Simple Forces are easy to understand - gravity pulls down on an object, the ground pushes back up with an equal and opposite force, etc, etc. Now torque - If you think about it from the perspective of work it makes sense - If you apply a force at the end of a long arm to rotate it, the force is greater closer to the axis of rotation because it moves a shorter distance, but performs the same amount of work.

However, consider a rigid bar in static equilibrium, with a fixed axis of rotation at one end. There is a weight in the middle, say 100 kg. You push up farther away from the axis so you only have to push with a 50kg force to keep it from falling. At that instant, there is no motion, so you cannot say your hand travels a greater distance than the weight so the force needed is less.

With no motion, how does the system "know" (for lack of a better word) to take your 50kg force at the end, and apply 100kg of upward force where the weight is?

2. May 31, 2005

### whozum

This sounds fallacious but I think I know what you mean. To apply a torque of equal magnitude at a closer distance requires a larger force.

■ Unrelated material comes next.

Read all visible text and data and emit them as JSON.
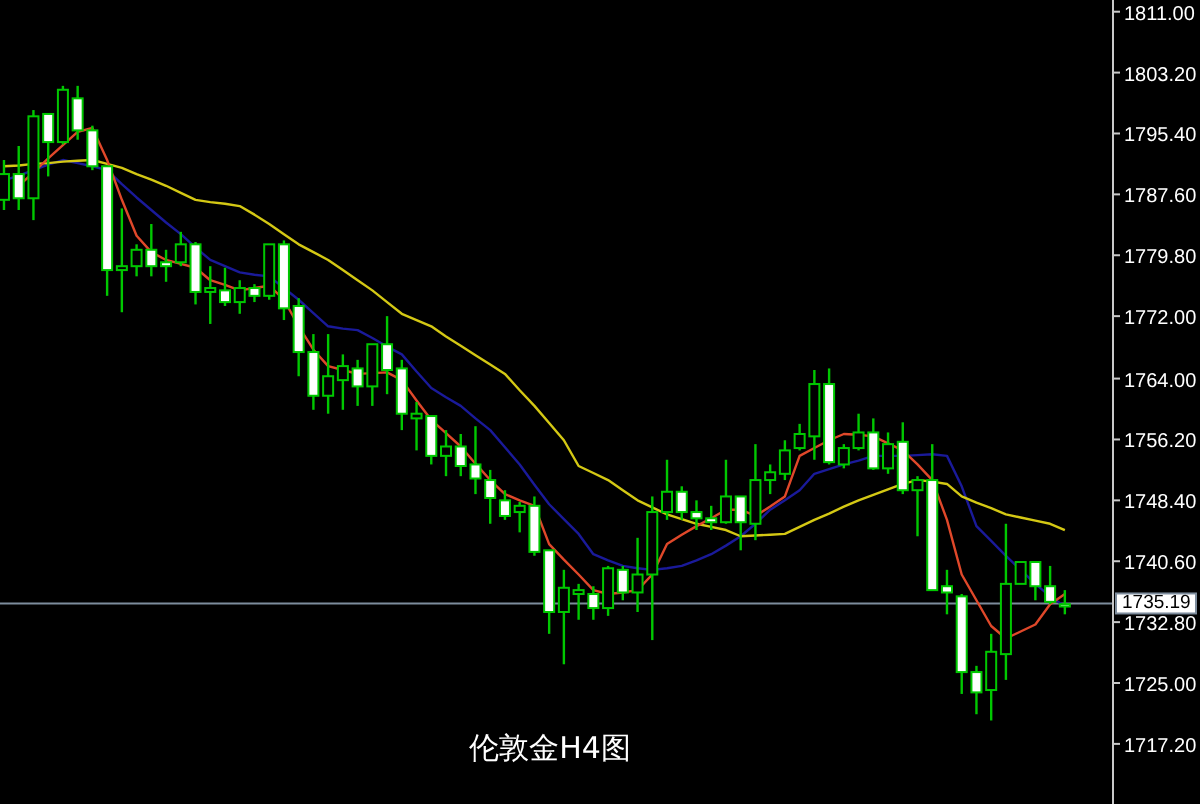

I'm assuming the bar is horizontal. Firstly, you are mistaking weights, masses and forces. A weight is a force due to gravity, and a mass is just a mass for the purposes of this argument. Having a 100kg weight at a distance 'r' from the AoR will yield a torque of 100kg*9.8m/s^2*r. To counter this torque, you would need to apply a torque of equal magnitude in the opposite direction. Lets say your arm can apply a force of 100N

$$\tau_{net} = 0 = \tau_{cw} + \tau_{ccw} \ and \ so \ \tau_{cw} = -\tau_{ccw}$$

Say the weight provides the clockwise torque, then

$$\tau_{cw} = mgr = 980r_1$$

$$\tau_{ccw} \mbox{ will need to be of the same magnitude,} 100r_2$$

$$980r_1 = 100r_2 \ and so \ r_2 = 9.8r_1$$. Only with radiuses described by this relationship will the system be in equilibrium.
The system doesnt 'know' per sai, it will simply follow through any actions that forces acting on it dictate. If your arm wasnt pushing, the entire system would begin rotating. You deliberately position your arm at a certain radius so that the system is not rotating.

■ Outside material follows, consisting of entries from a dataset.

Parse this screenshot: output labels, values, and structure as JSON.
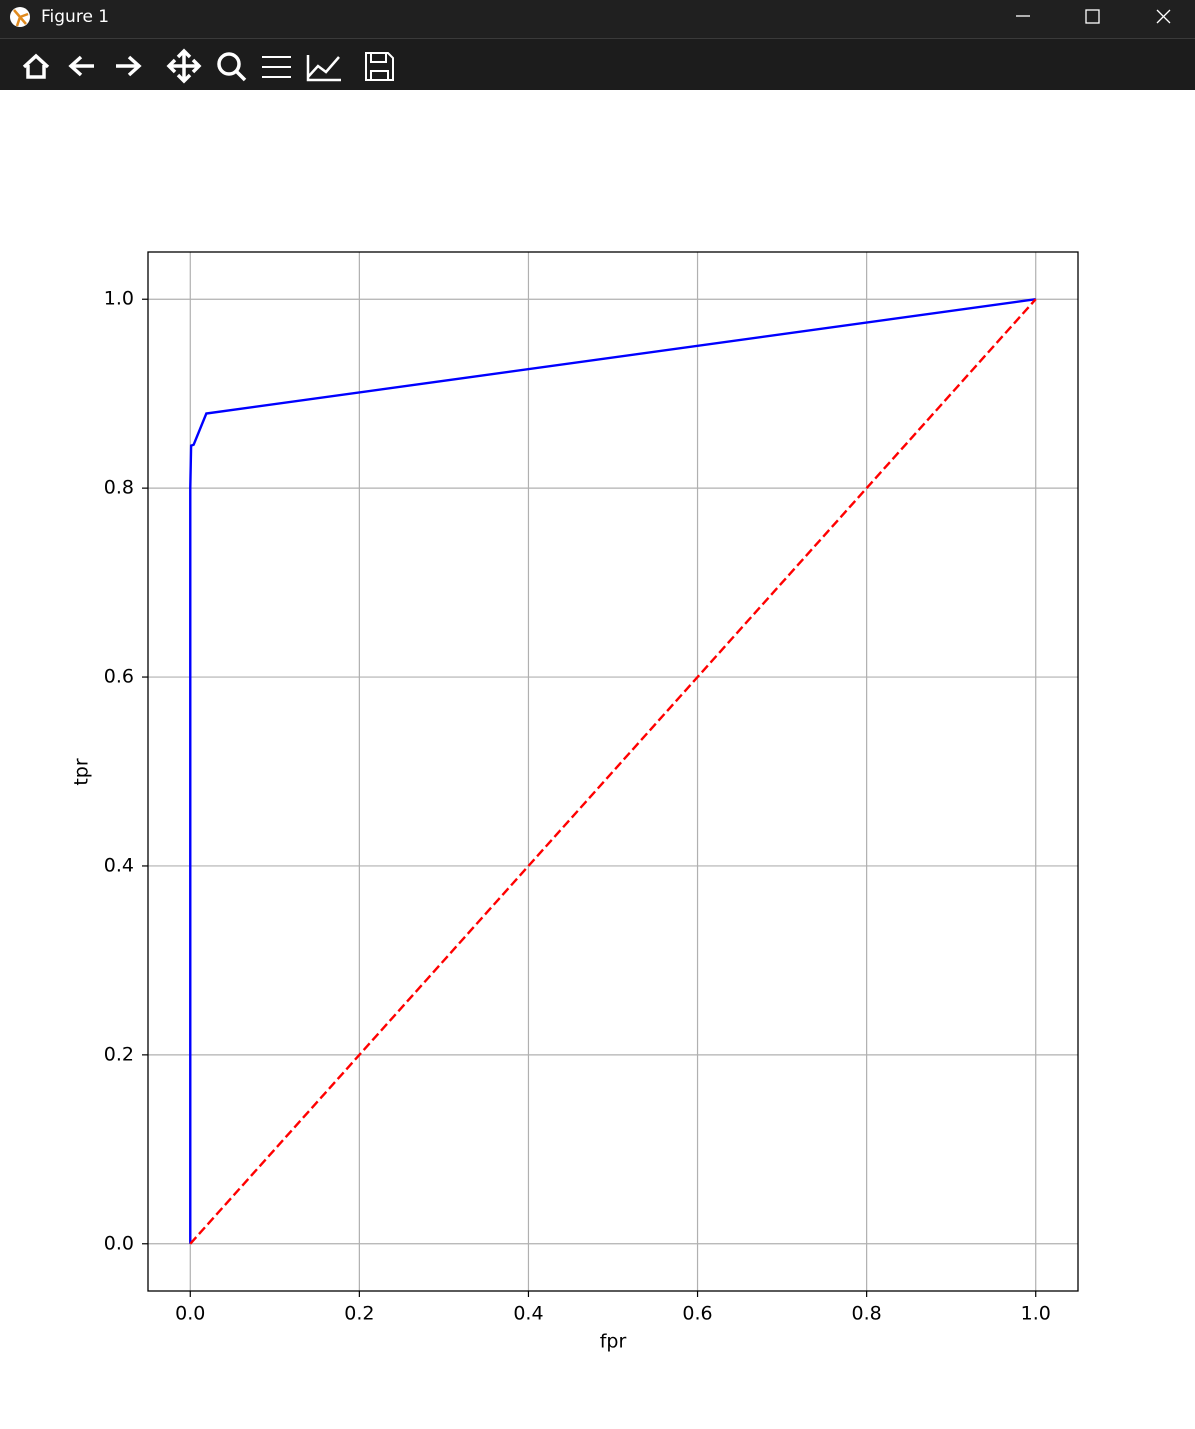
{
  "window": {
    "title": "Figure 1"
  },
  "chart_data": {
    "type": "line",
    "x_label": "fpr",
    "y_label": "tpr",
    "series": [
      {
        "color": "#0000ff",
        "dash": false,
        "x": [
          0,
          0,
          0.001,
          0.004,
          0.019,
          1
        ],
        "values": [
          0,
          0.8,
          0.845,
          0.846,
          0.879,
          1
        ]
      },
      {
        "color": "#ff0000",
        "dash": true,
        "x": [
          0,
          1
        ],
        "values": [
          0,
          1
        ]
      }
    ],
    "xlim": [
      -0.05,
      1.05
    ],
    "ylim": [
      -0.05,
      1.05
    ],
    "xticks": [
      {
        "value": 0,
        "label": "0.0"
      },
      0.2,
      0.4,
      0.6,
      0.8,
      {
        "value": 1,
        "label": "1.0"
      }
    ],
    "yticks": [
      {
        "value": 0,
        "label": "0.0"
      },
      0.2,
      0.4,
      0.6,
      0.8,
      {
        "value": 1,
        "label": "1.0"
      }
    ],
    "grid": true
  }
}
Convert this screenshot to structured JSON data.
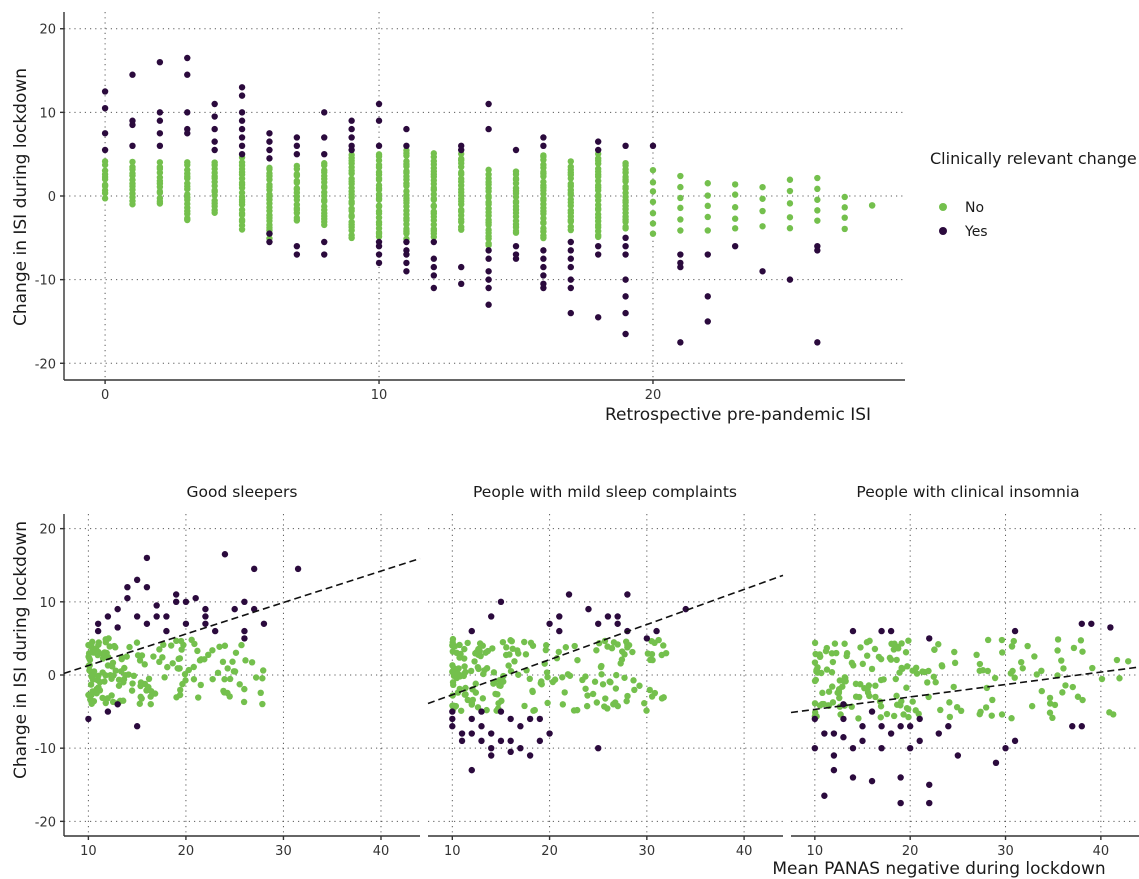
{
  "colors": {
    "no": "#74c04d",
    "yes": "#2b0a3d"
  },
  "legend": {
    "title": "Clinically relevant change",
    "items": [
      {
        "label": "No",
        "key": "no"
      },
      {
        "label": "Yes",
        "key": "yes"
      }
    ]
  },
  "chart_data": [
    {
      "type": "scatter",
      "xlabel": "Retrospective pre-pandemic ISI",
      "ylabel": "Change in ISI during lockdown",
      "xlim": [
        -1.5,
        29.2
      ],
      "ylim": [
        -22,
        22
      ],
      "xticks": [
        0,
        10,
        20
      ],
      "yticks": [
        -20,
        -10,
        0,
        10,
        20
      ],
      "grid": true,
      "columns": [
        {
          "x": 0,
          "no": [
            -0.2,
            4
          ],
          "yes": [
            12.5,
            10.5,
            7.5,
            5.5
          ]
        },
        {
          "x": 1,
          "no": [
            -1,
            4
          ],
          "yes": [
            14.5,
            9,
            8.5,
            6
          ]
        },
        {
          "x": 2,
          "no": [
            -1,
            4
          ],
          "yes": [
            16,
            10,
            9,
            7.5,
            6
          ]
        },
        {
          "x": 3,
          "no": [
            -3,
            4
          ],
          "yes": [
            16.5,
            14.5,
            10,
            8,
            7.5
          ]
        },
        {
          "x": 4,
          "no": [
            -2,
            4
          ],
          "yes": [
            11,
            9.5,
            8,
            6.5,
            5.5
          ]
        },
        {
          "x": 5,
          "no": [
            -4,
            4.5
          ],
          "yes": [
            13,
            12,
            10,
            9,
            8,
            7,
            6,
            5
          ]
        },
        {
          "x": 6,
          "no": [
            -5,
            3.5
          ],
          "yes": [
            7.5,
            6.5,
            5.5,
            4.5,
            -5.5,
            -4.5
          ]
        },
        {
          "x": 7,
          "no": [
            -3,
            3.5
          ],
          "yes": [
            7,
            6,
            5,
            -6,
            -7
          ]
        },
        {
          "x": 8,
          "no": [
            -3.5,
            4
          ],
          "yes": [
            10,
            7,
            5,
            -5.5,
            -7
          ]
        },
        {
          "x": 9,
          "no": [
            -5,
            5
          ],
          "yes": [
            9,
            8,
            7,
            6,
            5.5
          ]
        },
        {
          "x": 10,
          "no": [
            -5,
            5
          ],
          "yes": [
            11,
            9,
            6,
            -5.5,
            -6,
            -7,
            -8
          ]
        },
        {
          "x": 11,
          "no": [
            -5,
            5.5
          ],
          "yes": [
            8,
            6,
            -5.5,
            -6.5,
            -7,
            -8,
            -9
          ]
        },
        {
          "x": 12,
          "no": [
            -5,
            5
          ],
          "yes": [
            -5.5,
            -7.5,
            -8.5,
            -9.5,
            -11
          ]
        },
        {
          "x": 13,
          "no": [
            -4,
            5
          ],
          "yes": [
            6,
            5.5,
            -8.5,
            -10.5
          ]
        },
        {
          "x": 14,
          "no": [
            -6,
            3
          ],
          "yes": [
            11,
            8,
            -6.5,
            -7.5,
            -9,
            -10,
            -11,
            -13
          ]
        },
        {
          "x": 15,
          "no": [
            -4.5,
            3
          ],
          "yes": [
            5.5,
            -6,
            -7,
            -7.5
          ]
        },
        {
          "x": 16,
          "no": [
            -5,
            5
          ],
          "yes": [
            7,
            6,
            -6.5,
            -7.5,
            -8.5,
            -9.5,
            -10.5,
            -11
          ]
        },
        {
          "x": 17,
          "no": [
            -4,
            4
          ],
          "yes": [
            -5.5,
            -6.5,
            -7.5,
            -8.5,
            -10,
            -11,
            -14
          ]
        },
        {
          "x": 18,
          "no": [
            -5,
            5
          ],
          "yes": [
            6.5,
            5.5,
            -6,
            -7,
            -14.5
          ]
        },
        {
          "x": 19,
          "no": [
            -4,
            4
          ],
          "yes": [
            6,
            -5,
            -6,
            -7,
            -10,
            -12,
            -14,
            -16.5
          ]
        },
        {
          "x": 20,
          "no": [
            -4.5,
            3
          ],
          "yes": [
            6
          ]
        },
        {
          "x": 21,
          "no": [
            -4,
            2.5
          ],
          "yes": [
            -7,
            -8,
            -8.5,
            -17.5
          ]
        },
        {
          "x": 22,
          "no": [
            -4,
            1.5
          ],
          "yes": [
            -7,
            -12,
            -15
          ]
        },
        {
          "x": 23,
          "no": [
            -4,
            1.5
          ],
          "yes": [
            -6
          ]
        },
        {
          "x": 24,
          "no": [
            -3.5,
            1.2
          ],
          "yes": [
            -9
          ]
        },
        {
          "x": 25,
          "no": [
            -4,
            2
          ],
          "yes": [
            -10
          ]
        },
        {
          "x": 26,
          "no": [
            -3,
            2
          ],
          "yes": [
            -6,
            -6.5,
            -17.5
          ]
        },
        {
          "x": 27,
          "no": [
            -4,
            0
          ],
          "yes": []
        },
        {
          "x": 28,
          "no": [
            -1,
            -1
          ],
          "yes": []
        }
      ]
    },
    {
      "type": "scatter",
      "title": "Good sleepers",
      "ylabel": "Change in ISI during lockdown",
      "xlim": [
        7.5,
        44
      ],
      "ylim": [
        -22,
        22
      ],
      "xticks": [
        10,
        20,
        30,
        40
      ],
      "yticks": [
        -20,
        -10,
        0,
        10,
        20
      ],
      "grid": true,
      "trend": {
        "intercept": -3.0,
        "slope": 0.43
      },
      "no_cloud": {
        "xmin": 10,
        "xmax": 28,
        "ymin": -4,
        "ymax": 5,
        "n": 170
      },
      "yes_points": [
        [
          10,
          -6
        ],
        [
          11,
          7
        ],
        [
          11,
          6
        ],
        [
          12,
          8
        ],
        [
          13,
          6.5
        ],
        [
          13,
          9
        ],
        [
          14,
          10.5
        ],
        [
          14,
          12
        ],
        [
          15,
          13
        ],
        [
          15,
          8
        ],
        [
          16,
          16
        ],
        [
          16,
          12
        ],
        [
          16,
          7
        ],
        [
          17,
          8
        ],
        [
          17,
          9.5
        ],
        [
          18,
          8
        ],
        [
          19,
          10
        ],
        [
          19,
          11
        ],
        [
          20,
          10
        ],
        [
          20,
          7
        ],
        [
          21,
          10.5
        ],
        [
          22,
          9
        ],
        [
          22,
          7
        ],
        [
          23,
          6
        ],
        [
          24,
          16.5
        ],
        [
          25,
          9
        ],
        [
          26,
          10
        ],
        [
          26,
          6
        ],
        [
          27,
          14.5
        ],
        [
          27,
          9
        ],
        [
          28,
          7
        ],
        [
          31.5,
          14.5
        ],
        [
          15,
          -7
        ],
        [
          12,
          -5
        ],
        [
          13,
          -4
        ],
        [
          18,
          6
        ],
        [
          22,
          8
        ],
        [
          26,
          5
        ]
      ]
    },
    {
      "type": "scatter",
      "title": "People with mild sleep complaints",
      "xlim": [
        7.5,
        44
      ],
      "ylim": [
        -22,
        22
      ],
      "xticks": [
        10,
        20,
        30,
        40
      ],
      "yticks": [
        -20,
        -10,
        0,
        10,
        20
      ],
      "grid": true,
      "trend": {
        "intercept": -7.5,
        "slope": 0.48
      },
      "no_cloud": {
        "xmin": 10,
        "xmax": 32,
        "ymin": -5,
        "ymax": 5,
        "n": 190
      },
      "yes_points": [
        [
          10,
          -5
        ],
        [
          10,
          -6
        ],
        [
          10,
          -7
        ],
        [
          11,
          -8
        ],
        [
          11,
          -9
        ],
        [
          12,
          -13
        ],
        [
          12,
          -6
        ],
        [
          12,
          -8
        ],
        [
          13,
          -9
        ],
        [
          13,
          -7
        ],
        [
          13,
          -5
        ],
        [
          14,
          -11
        ],
        [
          14,
          -10
        ],
        [
          14,
          -8
        ],
        [
          15,
          -9
        ],
        [
          15,
          -5
        ],
        [
          15,
          10
        ],
        [
          16,
          -9
        ],
        [
          16,
          -6
        ],
        [
          16,
          -10.5
        ],
        [
          17,
          -10
        ],
        [
          17,
          -7
        ],
        [
          18,
          -6
        ],
        [
          18,
          -11
        ],
        [
          19,
          -9
        ],
        [
          19,
          -6
        ],
        [
          20,
          -8
        ],
        [
          20,
          7
        ],
        [
          21,
          6
        ],
        [
          22,
          11
        ],
        [
          24,
          9
        ],
        [
          25,
          7
        ],
        [
          25,
          -10
        ],
        [
          26,
          8
        ],
        [
          27,
          8
        ],
        [
          28,
          6
        ],
        [
          28,
          11
        ],
        [
          30,
          5
        ],
        [
          31,
          6
        ],
        [
          34,
          9
        ],
        [
          12,
          6
        ],
        [
          14,
          8
        ],
        [
          21,
          8
        ],
        [
          27,
          7
        ]
      ]
    },
    {
      "type": "scatter",
      "title": "People with clinical insomnia",
      "xlim": [
        7.5,
        44
      ],
      "ylim": [
        -22,
        22
      ],
      "xticks": [
        10,
        20,
        30,
        40
      ],
      "yticks": [
        -20,
        -10,
        0,
        10,
        20
      ],
      "grid": true,
      "trend": {
        "intercept": -6.4,
        "slope": 0.17
      },
      "no_cloud": {
        "xmin": 10,
        "xmax": 43,
        "ymin": -6,
        "ymax": 5,
        "n": 190
      },
      "yes_points": [
        [
          10,
          -6
        ],
        [
          10,
          -10
        ],
        [
          11,
          -8
        ],
        [
          11,
          -16.5
        ],
        [
          12,
          -8
        ],
        [
          12,
          -11
        ],
        [
          13,
          -6
        ],
        [
          13,
          -8.5
        ],
        [
          14,
          -14
        ],
        [
          14,
          -10
        ],
        [
          14,
          6
        ],
        [
          15,
          -7
        ],
        [
          15,
          -9
        ],
        [
          16,
          -14.5
        ],
        [
          17,
          -7
        ],
        [
          17,
          -10
        ],
        [
          17,
          6
        ],
        [
          18,
          -8
        ],
        [
          18,
          6
        ],
        [
          19,
          -14
        ],
        [
          19,
          -17.5
        ],
        [
          20,
          -10
        ],
        [
          20,
          -7
        ],
        [
          21,
          -6
        ],
        [
          22,
          -15
        ],
        [
          22,
          -17.5
        ],
        [
          22,
          5
        ],
        [
          23,
          -8
        ],
        [
          24,
          -7
        ],
        [
          25,
          -11
        ],
        [
          29,
          -12
        ],
        [
          30,
          -10
        ],
        [
          31,
          6
        ],
        [
          31,
          -9
        ],
        [
          37,
          -7
        ],
        [
          38,
          -7
        ],
        [
          38,
          7
        ],
        [
          39,
          7
        ],
        [
          41,
          6.5
        ],
        [
          16,
          -5
        ],
        [
          13,
          -4
        ],
        [
          12,
          -13
        ],
        [
          19,
          -7
        ],
        [
          21,
          -9
        ]
      ]
    }
  ],
  "facet_x_axis_title": "Mean PANAS negative during lockdown"
}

I hope this is along the liens of what you were looking for.

3. May 31, 2005

### Staff: Mentor

Think about it a different way, using center of gravity. Take a rigid beam and support it on each end. Put a weight at the center - it is distributed evenly between the two supports. Put it 2/3 of the way to one side and one support takes double the force of the other. How does the support "know" how much force with which to push up?

For some reason, people have no problem with that scenario, but they do with a lever. But from a standpoint of statics (the way you analyze the system), this situation and the lever situation you describe are exactly the same (just flipped over).